L’étude commence par un constat : dans les textes relatifs aux droits fondamentaux, l’intérêt général est partout. On le rencontre tantôt sous forme substantielle, lorsque sont énumérés les objectifs que la règle peut poursuivre pour limiter les droits et libertés fondamentaux, tantôt sous des atours formels, lorsque le texte énonce simplement que le droit ou la liberté peut être limité par l’intérêt général. L’omniprésence ne se limite pas aux textes : l’intérêt général apparaît aussi dans le contrôle de proportionnalité. En effet, toutes les étapes de ce raisonnement impliquent de contrôler le but poursuivi par la mesure qui limite les droits et libertés ou d’évaluer la mesure au regard de ce but. Ainsi, à première vue, la limite d’intérêt général aux droits fondamentaux devrait relever de l’évidence.

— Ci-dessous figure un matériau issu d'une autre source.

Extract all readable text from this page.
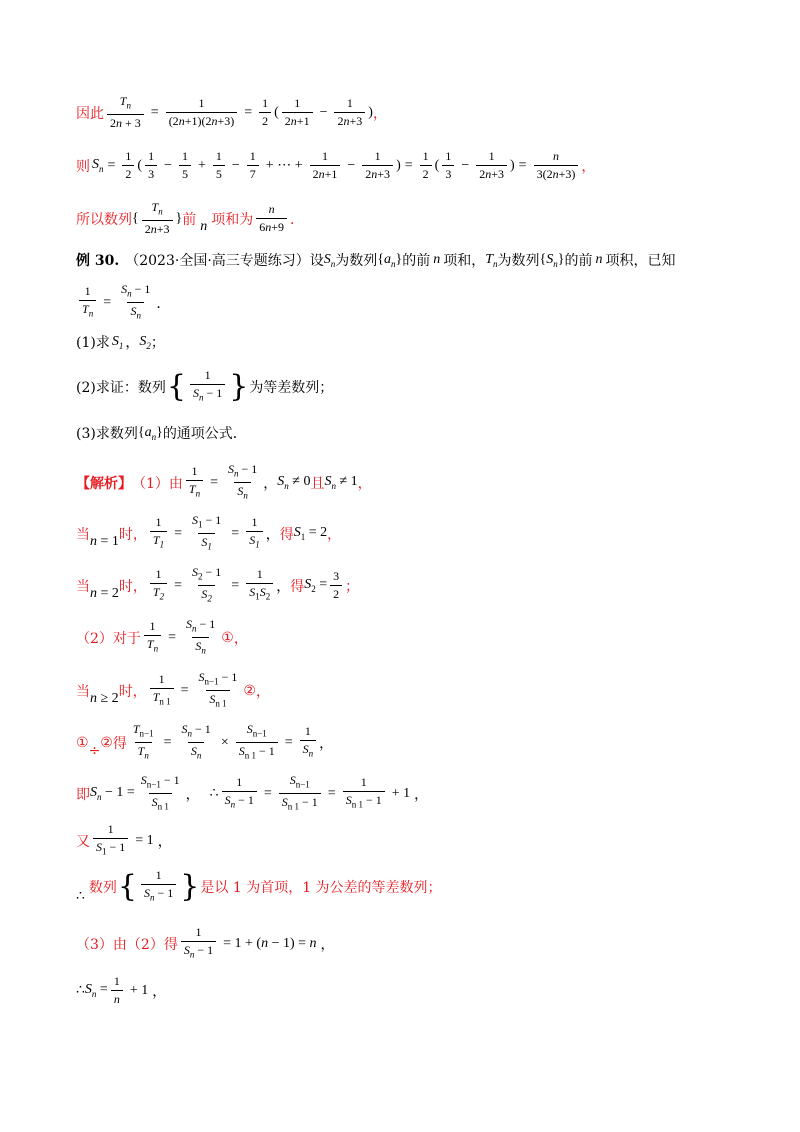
因此 $\frac{T_n}{2n + 3} = \frac{1}{(2n+1)(2n+3)} = \frac{1}{2}$ ( $\frac{1}{2n+1} - \frac{1}{2n+3}$ ) ，
则 $S_n = \frac{1}{2}$ ( $\frac{1}{3} - \frac{1}{5} + \frac{1}{5} - \frac{1}{7}$ + ⋯ + $\frac{1}{2n+1} - \frac{1}{2n+3}$ ) = $\frac{1}{2}$ ( $\frac{1}{3} - \frac{1}{2n+3}$ ) = $\frac{n}{3(2n+3)}$ ，
所以数列 { $\frac{T_n}{2n+3}$ } 前 n 项和为 $\frac{n}{6n+9}$ ．
例 30. （2023·全国·高三专题练习）设 $S_n$ 为数列 $\{a_n\}$ 的前 n 项和， $T_n$ 为数列 $\{S_n\}$ 的前 n 项积，已知
$\frac{1}{T_n} = \frac{S_n - 1}{S_n}$ ．
(1)求 $S_1$ ， $S_2$ ；
(2)求证：数列 { $\frac{1}{S_n - 1}$ } 为等差数列；
(3)求数列 $\{a_n\}$ 的通项公式．
【解析】 （1）由 $\frac{1}{T_n} = \frac{S_n - 1}{S_n}$ ， $S_n \ne 0$ 且 $S_n \ne 1$ ，
当 n = 1 时， $\frac{1}{T_1} = \frac{S_1 - 1}{S_1} = \frac{1}{S_1}$ ， 得 $S_1 = 2$ ，
当 n = 2 时， $\frac{1}{T_2} = \frac{S_2 - 1}{S_2} = \frac{1}{S_1S_2}$ ， 得 $S_2 = \frac{3}{2}$ ；
（2）对于 $\frac{1}{T_n} = \frac{S_n - 1}{S_n}$ ① ，
当 n ≥ 2 时， $\frac{1}{T_{n 1}} = \frac{S_{n-1} - 1}{S_{n 1}}$ ② ，
① ÷ ② 得 $\frac{T_{n-1}}{T_n} = \frac{S_n - 1}{S_n} \times \frac{S_{n-1}}{S_{n 1} - 1} = \frac{1}{S_n}$ ，
即 $S_n - 1 = \frac{S_{n-1} - 1}{S_{n 1}}$ ， ∴ $\frac{1}{S_n - 1} = \frac{S_{n-1}}{S_{n 1} - 1} = \frac{1}{S_{n 1} - 1} + 1$ ，
又 $\frac{1}{S_1 - 1} = 1$ ，
∴
数列 { $\frac{1}{S_n - 1}$ } 是以 1 为首项，1 为公差的等差数列；
（3）由（2）得 $\frac{1}{S_n - 1} = 1 + (n - 1) = n$ ，
∴ $S_n = \frac{1}{n} + 1$ ，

Pourtant, on peine à la trouver, que ce soit dans les arrêts ou dans leurs travaux préalables. La Cour de cassation est discrète sur cet élément pourtant indispensable du raisonnement et explicitement prévu par les textes. Non seulement la notion est peu présente, mais lorsqu’elle l’est, il est délicat de déceler la manière dont elle est identifiée et maniée par le juge.
L’approche devient alors comparative et s’attache à étudier ce que font tous les juges de droits fondamentaux. Le Conseil d’État ne se montre pas beaucoup plus éloquent dans sa pratique : il a l’habitude de manier l’intérêt général mais ne justifie pas toujours son origine ; tout se passe comme s’il avait simplement « l’intuition » de la notion.

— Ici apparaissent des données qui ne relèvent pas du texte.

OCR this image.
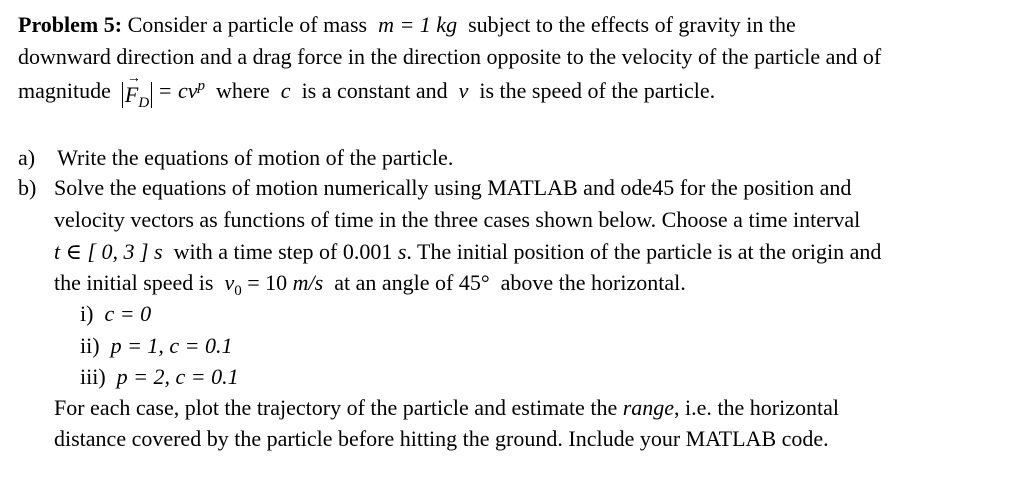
Problem 5: Consider a particle of mass m = 1 kg subject to the effects of gravity in the
downward direction and a drag force in the direction opposite to the velocity of the particle and of
magnitude  → $F_D = cv^p$ where c is a constant and v is the speed of the particle.
a) Write the equations of motion of the particle.
b) Solve the equations of motion numerically using MATLAB and ode45 for the position and
velocity vectors as functions of time in the three cases shown below. Choose a time interval
t ∈ [ 0, 3 ] s with a time step of 0.001 s. The initial position of the particle is at the origin and
the initial speed is $v_0 = 10$ m/s at an angle of 45° above the horizontal.
i) c = 0
ii) p = 1, c = 0.1
iii) p = 2, c = 0.1
For each case, plot the trajectory of the particle and estimate the range, i.e. the horizontal
distance covered by the particle before hitting the ground. Include your MATLAB code.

Le Conseil constitutionnel a lui aussi une grande habitude du maniement de l’intérêt général, particulièrement en lien avec la loi : il a construit une jurisprudence spécifique sur cette notion et recourt à des classifications en fonction de l’importance de l’enjeu – simple intérêt général, motif impérieux d’intérêt général, principe ou objectif de valeur constitutionnelle – dont certains éléments sont partiellement repris par la Cour de cassation.

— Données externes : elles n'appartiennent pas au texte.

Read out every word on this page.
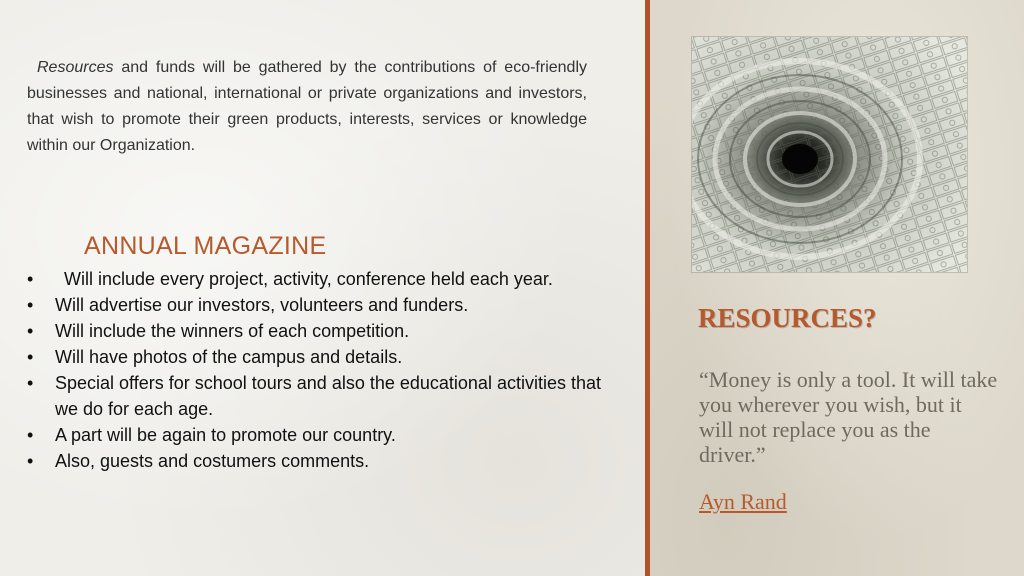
Resources and funds will be gathered by the contributions of eco-friendly businesses and national, international or private organizations and investors, that wish to promote their green products, interests, services or knowledge within our Organization.

ANNUAL MAGAZINE
• Will include every project, activity, conference held each year.
• Will advertise our investors, volunteers and funders.
• Will include the winners of each competition.
• Will have photos of the campus and details.
• Special offers for school tours and also the educational activities that we do for each age.
• A part will be again to promote our country.
• Also, guests and costumers comments.
RESOURCES?

“Money is only a tool. It will take you wherever you wish, but it will not replace you as the driver.”

Ayn Rand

La Cour européenne des droits de l’homme procède à un véritable contrôle, voire à un remplacement et à une requalification des enjeux invoqués par les États pour se défendre contre les recours des ressortissants qui invoquent des violations de leurs droits fondamentaux. Son approche, à la fois abstraite et concrète, tend à défavoriser l’intérêt général dans la balance des intérêts. En effet, en comparant un intérêt général abstrait, puisque rattaché à l’objectif de la règle générale, avec un intérêt particulier concret vécu par l’une des parties, on en vient à créer une « interférence de niveaux »[4] entre l’abstrait et le concret défavorable à l’intérêt général. Or, la Cour de cassation, qui semble considérer comme équivalents le contrôle de proportionnalité au sens strict et le contrôle de proportionnalité in concreto, pratique également cette comparaison entre des enjeux d’intérêt général abstrait et des intérêts particuliers concrets.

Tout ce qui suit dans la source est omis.